Serious computer problems hit Liqui Moly supplies and turnover

Liqui Moly has apologised to its customers for supply problems caused by new computer software. The result has been a fall in turnover of 0.8% to €259.6 million for the first half of 2019.

The software was introduced in January and was supposed to simplify processes and reduce costs for the oil and additive specialist. “The software has had precisely the opposite effect and negatively affected the half-year results. If we were listed on the stock exchange, I would have to issue a profit warning,” says CEO Ernst Prost, pictured.

Among other things, the company software manages purchases, controls production, handles shipping and issues invoices. But instead of “anticipated minor teething issues”, there were “major difficulties that are still ongoing”, creating a backlog of orders.

“Understandably, customers are becoming frustrated and angry,” said Prost. “In my entire professional career I have not had to apologise so often to customers, as I have had to in the past six months. The level of service that we are currently delivering really pains me. The company is also incurring considerable extra costs, for example, because containers can only be half filled, delivery vehicles have to wait longer than planned to be loaded, or air freight needs to be used when items that are needed urgently do not arrive by ship in time.

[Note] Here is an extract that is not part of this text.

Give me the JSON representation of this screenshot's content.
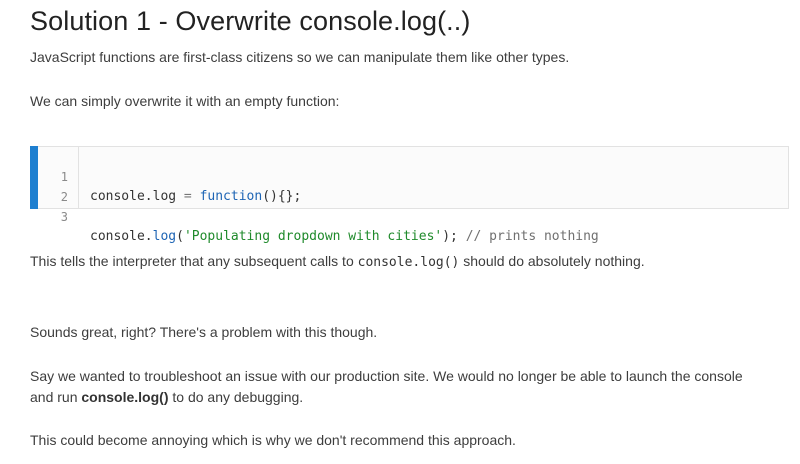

“We are doing everything we can to minimise the impact on them and to bear any additional costs.”

All of this has left significant tracks in the company’s figures. Compared with the first half of 2018, turnover has fallen slightly by 0.8% to € 259.6 million. Earnings for the half-year fell by around 30% to € 11 million. “I never would have thought that in 2019 a change of software could send a whole company skidding off the road,” said Prost. “Liqui Moly has long been used to success – year on year, more turnover, more profit. The current situation has caught the company unawares. Fortunately, high performance levels mean that this is just a dent in profits and is a long way from threatening the existence of the company.

“We will not be making any short-sighted decisions such as short-time working or redundancies,” says Ernst Prost. “We will stay on track, we will continue with our expansion strategy, we will employee new people, we will invest in new products and new markets.”

Founded in 1957, the German company produces a broad range of automotive chemicals: motor oils and additives, greases and pastes, sprays and car care, glues and sealants. The company sells its products in more than 120 countries and is said to have generated € 544 million in sales in 2018.